When I lived in Baltimore in the 80's one of my neighbors was John Lowenstein, former Orioles outfielder and color commentator on WMAR-TV Channel 2. He had a sense of humor similar to that of Eckersley. The Orioles in those days relied heavily on the 3-run homer and rarely - if ever - bunted or stole a base. In one game against Texas the O's had a 6-run lead and Eddie Murray stole second. Lowensein said, "Well, that was a well-timed move. You want to have that nice 6-run lead before you start taking a risk by stealing."

Back to Eck. He was the most vocal person on Extra Innings when it came to telling it like it was at the time about Manny. After Manny fell down and rolled over the ball in left field, then got up and started laughing about it while Angels were circling the bases (cut to a shot of Theo in the stands with steam coming out of his ears), Eck said the way Manny treats the game is "bothersome." Of course, he wanted to say " bullshit" but we all got the point.

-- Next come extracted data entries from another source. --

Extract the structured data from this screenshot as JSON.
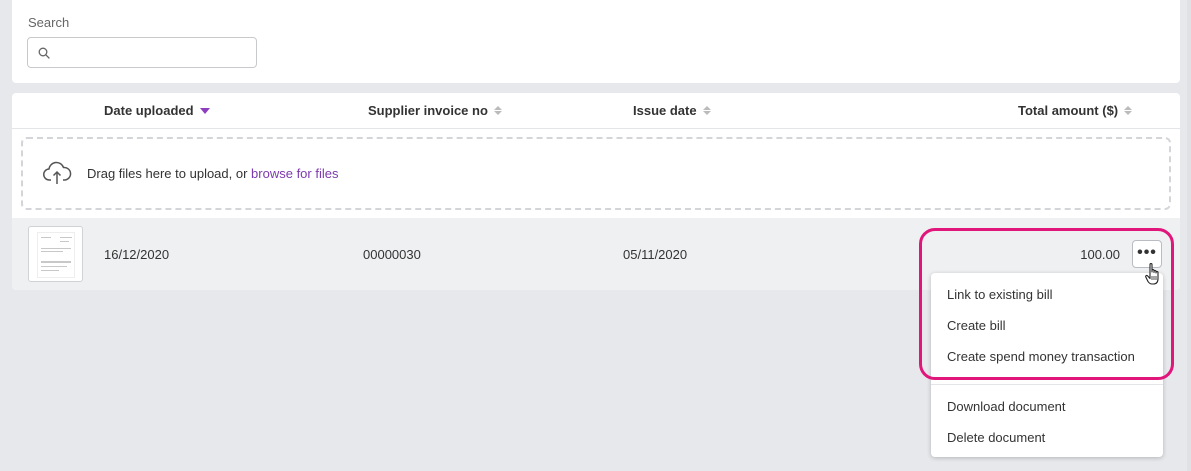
{
  "search": {
    "label": "Search",
    "value": "",
    "placeholder": ""
  },
  "table": {
    "columns": [
      {
        "label": "Date uploaded",
        "sort": "descending"
      },
      {
        "label": "Supplier invoice no",
        "sort": "none"
      },
      {
        "label": "Issue date",
        "sort": "none"
      },
      {
        "label": "Total amount ($)",
        "sort": "none"
      }
    ],
    "upload": {
      "text": "Drag files here to upload, or ",
      "link": "browse for files"
    },
    "rows": [
      {
        "date_uploaded": "16/12/2020",
        "supplier_invoice_no": "00000030",
        "issue_date": "05/11/2020",
        "total_amount": "100.00",
        "more": "•••"
      }
    ]
  },
  "menu": {
    "items": [
      {
        "label": "Link to existing bill"
      },
      {
        "label": "Create bill"
      },
      {
        "label": "Create spend money transaction"
      },
      {
        "label": "Download document"
      },
      {
        "label": "Delete document"
      }
    ]
  },
  "colors": {
    "accent": "#7c3aad",
    "highlight": "#e0167a",
    "background": "#e6e8ec"
  },
  "icons": {
    "search": "search-icon",
    "upload": "cloud-upload-icon",
    "more": "more-options-icon",
    "cursor": "hand-pointer-icon"
  }
}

Did you know that Dennis Eckersley coined the term walkoff? It didn't refer to the guy who hit the home run, though. It was about him. When interviewed after Kirk Gibson hit that 9th inning game-winning pinch hit home run off him to win Game 1 of the 1988 World Series he said, "It was a walkoff situation." Meaning there was nothing for him to do but walk off the mound. Like Tim Wakefield had to in the 11th inning of Game ACLS Game 7 in 2003.

Tuesday, May 5, 2009

Dennis Eckersley is a great color guy




Dennis Eckersley is filling in for Jerry Remy on the NESN broadcasts from the new Yankee Stadium. He's very good. Says insightful and funny things that you usually don't hear play-by-play or color guys say. I like Remy and all, but Eck is more entertaining.